Spellcheck virus deletes most of Internet

SAN FRANCISCO – A fast-moving virus that targets misspelled words has deleted a majority of all the written content published on the World Wide Web, according to IT expert Kirk Tiesley.

“It hit blogs and forums the hardest,” said Tiesley, who has studied the virus and is working towards a patch. “It has an advanced algorithm that sifts through pages, ignoring names and colloquialisms. If more than two words in common usage are spelled incorrectly, it deletes the whole entry.”

The virus, identified as W32.spellcheck.doom, works by comparing web pages to lists of commonly misspelled words (including “misspelled”). After it deletes all connected text, it seeks out the author’s work elsewhere and replicates to the host sites.

Internet users with the most archaic technology are doubly susceptible.
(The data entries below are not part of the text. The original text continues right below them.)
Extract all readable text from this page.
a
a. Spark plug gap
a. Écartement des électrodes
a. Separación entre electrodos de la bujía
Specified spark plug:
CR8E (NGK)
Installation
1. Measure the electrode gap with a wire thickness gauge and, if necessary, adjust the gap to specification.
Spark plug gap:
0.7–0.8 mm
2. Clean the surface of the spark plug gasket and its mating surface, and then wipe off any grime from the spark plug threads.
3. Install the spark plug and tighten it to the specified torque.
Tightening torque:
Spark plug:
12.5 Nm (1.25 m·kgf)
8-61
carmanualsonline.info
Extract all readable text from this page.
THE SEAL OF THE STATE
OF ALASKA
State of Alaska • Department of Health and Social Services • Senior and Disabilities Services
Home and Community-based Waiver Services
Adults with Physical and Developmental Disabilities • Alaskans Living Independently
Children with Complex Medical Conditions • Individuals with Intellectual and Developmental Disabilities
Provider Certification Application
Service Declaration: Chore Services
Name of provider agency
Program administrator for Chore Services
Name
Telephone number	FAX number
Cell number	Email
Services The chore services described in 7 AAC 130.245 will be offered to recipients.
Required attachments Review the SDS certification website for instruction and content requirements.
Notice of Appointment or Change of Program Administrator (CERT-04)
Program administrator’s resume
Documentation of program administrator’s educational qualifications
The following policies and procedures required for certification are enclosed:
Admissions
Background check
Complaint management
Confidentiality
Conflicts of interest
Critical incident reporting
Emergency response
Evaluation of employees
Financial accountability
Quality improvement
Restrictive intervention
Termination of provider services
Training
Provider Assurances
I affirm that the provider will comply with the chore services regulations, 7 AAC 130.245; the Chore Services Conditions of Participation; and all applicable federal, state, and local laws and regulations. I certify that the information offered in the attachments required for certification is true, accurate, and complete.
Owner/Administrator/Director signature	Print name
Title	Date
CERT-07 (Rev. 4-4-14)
“Spellcheck.doom is actually rather lenient in terms of computer viruses,” said Tiesley. “It spots you two strikes, so you could get by with a typo like ‘recieve’ and a mulligan like ‘calender’. But it’s absolutely savaging social networking sites and any forum that allows anonymous comments.”

Tiesley’s network security company, Securitrode, expects to offer a patch later this week. Until then, he advises writers to utilize the spell checker software available in most word processors.

“If you’re unsure how to spell a word, keep an eye out for those little red squiggly or dotted lines that indicate a possible misspelling,” said Tiesley. “Or maybe use a different word that you know you can spell.”